Similar to bioplastics, biofuels represent an opportunity to take advantage of organisms that fix carbon dioxide, thus mitigating carbon emissions. Biofuel production methods include cellulosic and noncellulosic biomass-consuming organisms, photosynthetic microbes, and electron-consuming microbes (Keasling et al., 2021). Heterologous pathways in non-model organisms hold great promise, as these organisms offer several advantages to model microbes, including higher tolerance for end products (Smith et al., 2010; Yang et al., 2016) and metabolic versatility (Bai et al., 2021; Yang et al., 2016). A recent study achieved n-butanol production in a R. palustris TIE-1 strain encoding the n-butanol biosynthesis pathway and lacking its nitrogen fixation pathway (Bai et al., 2021). Using a bioelectrochemical cell platform with solar panel-generated electrons and halogen light (representing the solar spectrum), a maximum n-butanol production rate of 0.91 mg L−1 was achieved. Importantly, this study demonstrated a proof-of-concept for sustainable, carbon-neutral biofuel production.
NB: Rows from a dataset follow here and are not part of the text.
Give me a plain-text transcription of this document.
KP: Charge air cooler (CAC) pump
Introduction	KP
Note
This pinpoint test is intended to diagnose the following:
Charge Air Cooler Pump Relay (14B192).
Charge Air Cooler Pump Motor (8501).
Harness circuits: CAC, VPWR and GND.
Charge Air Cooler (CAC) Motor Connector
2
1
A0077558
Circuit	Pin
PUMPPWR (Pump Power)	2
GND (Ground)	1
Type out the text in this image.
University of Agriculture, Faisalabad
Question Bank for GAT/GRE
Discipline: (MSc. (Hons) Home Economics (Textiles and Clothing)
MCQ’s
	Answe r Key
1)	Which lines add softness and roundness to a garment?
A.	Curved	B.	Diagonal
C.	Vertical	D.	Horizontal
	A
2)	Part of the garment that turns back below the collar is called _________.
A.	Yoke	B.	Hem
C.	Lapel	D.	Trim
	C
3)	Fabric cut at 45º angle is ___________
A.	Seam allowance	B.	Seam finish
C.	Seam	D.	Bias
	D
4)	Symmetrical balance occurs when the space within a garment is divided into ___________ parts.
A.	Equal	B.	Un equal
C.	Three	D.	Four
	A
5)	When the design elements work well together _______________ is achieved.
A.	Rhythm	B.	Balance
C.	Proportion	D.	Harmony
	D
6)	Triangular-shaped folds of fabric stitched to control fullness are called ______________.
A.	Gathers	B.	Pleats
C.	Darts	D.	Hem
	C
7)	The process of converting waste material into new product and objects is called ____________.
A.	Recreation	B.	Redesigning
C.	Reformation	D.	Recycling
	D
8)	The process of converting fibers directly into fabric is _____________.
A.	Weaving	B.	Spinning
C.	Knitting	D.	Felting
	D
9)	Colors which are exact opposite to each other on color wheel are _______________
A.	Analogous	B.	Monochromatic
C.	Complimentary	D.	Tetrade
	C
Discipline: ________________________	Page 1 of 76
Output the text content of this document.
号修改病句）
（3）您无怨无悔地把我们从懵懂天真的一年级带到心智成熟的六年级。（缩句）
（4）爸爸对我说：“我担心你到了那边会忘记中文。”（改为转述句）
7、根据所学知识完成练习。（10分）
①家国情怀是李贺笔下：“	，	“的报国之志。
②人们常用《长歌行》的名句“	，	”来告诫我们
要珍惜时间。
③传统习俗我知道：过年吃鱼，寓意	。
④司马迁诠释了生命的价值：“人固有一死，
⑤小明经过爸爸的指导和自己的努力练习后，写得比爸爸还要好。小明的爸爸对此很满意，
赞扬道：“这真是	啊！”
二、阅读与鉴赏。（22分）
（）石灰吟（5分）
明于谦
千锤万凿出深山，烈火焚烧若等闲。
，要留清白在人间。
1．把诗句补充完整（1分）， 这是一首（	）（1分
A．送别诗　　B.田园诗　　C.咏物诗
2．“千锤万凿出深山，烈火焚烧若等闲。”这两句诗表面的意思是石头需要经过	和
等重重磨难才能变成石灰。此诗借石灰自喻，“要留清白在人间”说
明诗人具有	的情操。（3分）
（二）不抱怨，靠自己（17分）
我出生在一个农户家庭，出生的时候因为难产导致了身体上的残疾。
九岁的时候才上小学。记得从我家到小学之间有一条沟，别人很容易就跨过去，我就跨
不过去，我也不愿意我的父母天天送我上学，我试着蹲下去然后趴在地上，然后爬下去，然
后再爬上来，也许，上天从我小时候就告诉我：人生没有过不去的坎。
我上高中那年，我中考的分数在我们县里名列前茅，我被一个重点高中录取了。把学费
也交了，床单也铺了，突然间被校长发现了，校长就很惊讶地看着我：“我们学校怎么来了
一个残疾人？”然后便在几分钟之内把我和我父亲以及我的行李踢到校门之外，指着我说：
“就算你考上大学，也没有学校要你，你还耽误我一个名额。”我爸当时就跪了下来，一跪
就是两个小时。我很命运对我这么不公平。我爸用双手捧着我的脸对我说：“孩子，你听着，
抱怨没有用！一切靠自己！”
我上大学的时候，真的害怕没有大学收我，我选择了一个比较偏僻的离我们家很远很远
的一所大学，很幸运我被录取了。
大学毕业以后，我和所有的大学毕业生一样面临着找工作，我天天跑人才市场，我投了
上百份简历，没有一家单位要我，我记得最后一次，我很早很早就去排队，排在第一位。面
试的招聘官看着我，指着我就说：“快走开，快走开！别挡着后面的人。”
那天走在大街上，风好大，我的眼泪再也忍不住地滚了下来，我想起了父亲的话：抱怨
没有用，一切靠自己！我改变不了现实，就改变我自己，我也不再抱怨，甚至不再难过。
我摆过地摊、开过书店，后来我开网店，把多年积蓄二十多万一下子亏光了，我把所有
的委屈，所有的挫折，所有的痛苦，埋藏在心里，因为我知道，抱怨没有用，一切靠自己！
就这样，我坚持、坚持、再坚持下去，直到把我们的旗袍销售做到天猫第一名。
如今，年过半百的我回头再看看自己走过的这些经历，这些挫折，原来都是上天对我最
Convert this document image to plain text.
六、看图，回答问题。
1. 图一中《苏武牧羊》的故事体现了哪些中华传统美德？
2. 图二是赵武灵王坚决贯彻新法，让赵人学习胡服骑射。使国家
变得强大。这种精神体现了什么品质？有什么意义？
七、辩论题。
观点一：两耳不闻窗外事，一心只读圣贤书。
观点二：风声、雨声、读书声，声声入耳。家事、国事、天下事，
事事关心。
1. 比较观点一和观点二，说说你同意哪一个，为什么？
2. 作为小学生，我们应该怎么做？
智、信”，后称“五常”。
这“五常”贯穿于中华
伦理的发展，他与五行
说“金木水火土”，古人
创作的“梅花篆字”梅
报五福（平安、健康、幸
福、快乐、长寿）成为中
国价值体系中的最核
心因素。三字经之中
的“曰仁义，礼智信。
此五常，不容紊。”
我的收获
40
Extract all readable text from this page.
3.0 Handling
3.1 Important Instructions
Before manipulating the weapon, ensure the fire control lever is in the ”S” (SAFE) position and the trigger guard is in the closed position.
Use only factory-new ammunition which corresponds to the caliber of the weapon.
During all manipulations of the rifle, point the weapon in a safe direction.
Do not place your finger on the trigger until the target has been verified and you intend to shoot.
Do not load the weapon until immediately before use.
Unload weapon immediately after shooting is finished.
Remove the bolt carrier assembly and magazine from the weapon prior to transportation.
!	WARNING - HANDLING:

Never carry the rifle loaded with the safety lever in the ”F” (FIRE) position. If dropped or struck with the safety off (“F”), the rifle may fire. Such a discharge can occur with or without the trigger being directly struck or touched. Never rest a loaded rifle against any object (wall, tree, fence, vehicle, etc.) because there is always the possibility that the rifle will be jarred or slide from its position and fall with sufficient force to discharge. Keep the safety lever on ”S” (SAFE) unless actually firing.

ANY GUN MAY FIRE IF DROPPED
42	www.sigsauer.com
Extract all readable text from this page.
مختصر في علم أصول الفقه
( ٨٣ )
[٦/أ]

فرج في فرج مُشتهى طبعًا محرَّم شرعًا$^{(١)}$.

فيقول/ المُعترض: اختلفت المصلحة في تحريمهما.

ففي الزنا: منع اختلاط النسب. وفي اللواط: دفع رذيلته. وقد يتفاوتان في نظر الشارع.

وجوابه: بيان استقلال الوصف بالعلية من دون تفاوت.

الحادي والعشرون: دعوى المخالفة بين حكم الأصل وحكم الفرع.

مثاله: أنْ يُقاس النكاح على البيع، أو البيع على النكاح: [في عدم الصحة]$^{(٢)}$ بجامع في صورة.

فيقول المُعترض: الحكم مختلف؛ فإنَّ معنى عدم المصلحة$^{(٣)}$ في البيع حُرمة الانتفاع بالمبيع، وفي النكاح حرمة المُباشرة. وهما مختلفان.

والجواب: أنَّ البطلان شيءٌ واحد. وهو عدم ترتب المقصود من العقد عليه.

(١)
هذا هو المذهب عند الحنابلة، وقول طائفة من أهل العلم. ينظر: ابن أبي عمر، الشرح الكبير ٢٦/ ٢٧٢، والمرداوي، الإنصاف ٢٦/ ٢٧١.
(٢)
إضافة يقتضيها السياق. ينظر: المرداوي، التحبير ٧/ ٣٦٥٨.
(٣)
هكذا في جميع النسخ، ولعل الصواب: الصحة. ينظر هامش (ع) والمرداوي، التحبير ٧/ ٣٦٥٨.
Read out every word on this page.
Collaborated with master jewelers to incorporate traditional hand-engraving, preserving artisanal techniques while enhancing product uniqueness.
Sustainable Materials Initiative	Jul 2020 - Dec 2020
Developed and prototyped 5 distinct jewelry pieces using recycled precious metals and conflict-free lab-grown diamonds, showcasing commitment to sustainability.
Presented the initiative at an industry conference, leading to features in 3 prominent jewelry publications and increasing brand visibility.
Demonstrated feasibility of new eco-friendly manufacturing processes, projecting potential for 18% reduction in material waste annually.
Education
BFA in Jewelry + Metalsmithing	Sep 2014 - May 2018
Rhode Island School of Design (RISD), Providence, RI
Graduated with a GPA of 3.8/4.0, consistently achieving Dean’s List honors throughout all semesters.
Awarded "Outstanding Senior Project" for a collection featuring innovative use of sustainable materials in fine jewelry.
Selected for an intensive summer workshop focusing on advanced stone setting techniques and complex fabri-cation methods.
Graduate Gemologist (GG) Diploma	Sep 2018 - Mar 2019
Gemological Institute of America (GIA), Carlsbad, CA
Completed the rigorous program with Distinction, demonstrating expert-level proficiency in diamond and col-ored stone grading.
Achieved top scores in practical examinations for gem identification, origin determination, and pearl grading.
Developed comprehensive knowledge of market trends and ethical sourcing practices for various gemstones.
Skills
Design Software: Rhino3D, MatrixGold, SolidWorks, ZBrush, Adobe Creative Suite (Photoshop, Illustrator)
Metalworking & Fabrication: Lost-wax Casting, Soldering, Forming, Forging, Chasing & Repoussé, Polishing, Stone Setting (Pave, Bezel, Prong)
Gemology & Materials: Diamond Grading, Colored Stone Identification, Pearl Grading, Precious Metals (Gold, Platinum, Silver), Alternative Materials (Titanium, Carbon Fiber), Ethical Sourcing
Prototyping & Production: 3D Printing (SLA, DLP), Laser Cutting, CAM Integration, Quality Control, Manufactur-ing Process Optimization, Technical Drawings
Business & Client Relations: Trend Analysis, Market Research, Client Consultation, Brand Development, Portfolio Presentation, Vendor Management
Other recent studies to generate potential fuel precursors using electroactive biocatalysts include ethanol production via activated sludge enriched from a wastewater treatment plant (Anwer et al., 2021) and butanol and hydrogen production by Clostridium beijernckii (Zhang et al., 2021). Future efforts geared toward isolating and engineering microbial chassis that are tolerant of end products and other toxins and have improved biofuel production relative to wild-type strains are paramount. The primary barrier to all bio-commodity production, including biofuels, is cost; strains that are more efficient fuel producers that can withstand variable conditions are best suited to tackle these challenges.

Conclusion

Numerous efforts to use microbes as the centerpiece of bioprocessing technologies have revealed the importance of biofilms. Among other characteristics, biofilms facilitate redox reactions and are resilient against otherwise harmful products. Our understanding of the mechanisms underlying these traits in the context of bioprocessing is ongoing. As described in this review, there is a need for improvements with respect to the biology (e.g. bioprospecting and genetic engineering) and bioreactor design (e.g. electrode modification) (Fig. 1). As we turn toward transitioning these applications from the lab into industry, it is essential to address the barriers described here and elsewhere (Conners & Bose, 2021; Conners et al., 2022; Jourdin & Burdyny, 2021; Karthikeyan et al., 2019; Lee et al., 2021).

Fig. 1

Relevant areas of consideration for optimizing electroactive biofilms in bioelectrochemical applications. Efficient design and operation of bioelectrochemical systems rest on fine-tuning bioelectrochemical cell parameters using tools such as mathematical modeling to allow for scalability; investigation of microbe–electrode interactions and the effect of electrode type, electrode modifications, microbial composition, and biofilm formation on performance; and understanding the cellular processes underlying electron exchange and product formation. Future efforts to improve bioelectrochemical cell performance should focus on improving Coulombic efficiency, optimizing biofilm formation, enhancing bioproduct formation, and bioprospecting for novel electroactive strains and electron exchange mechanisms.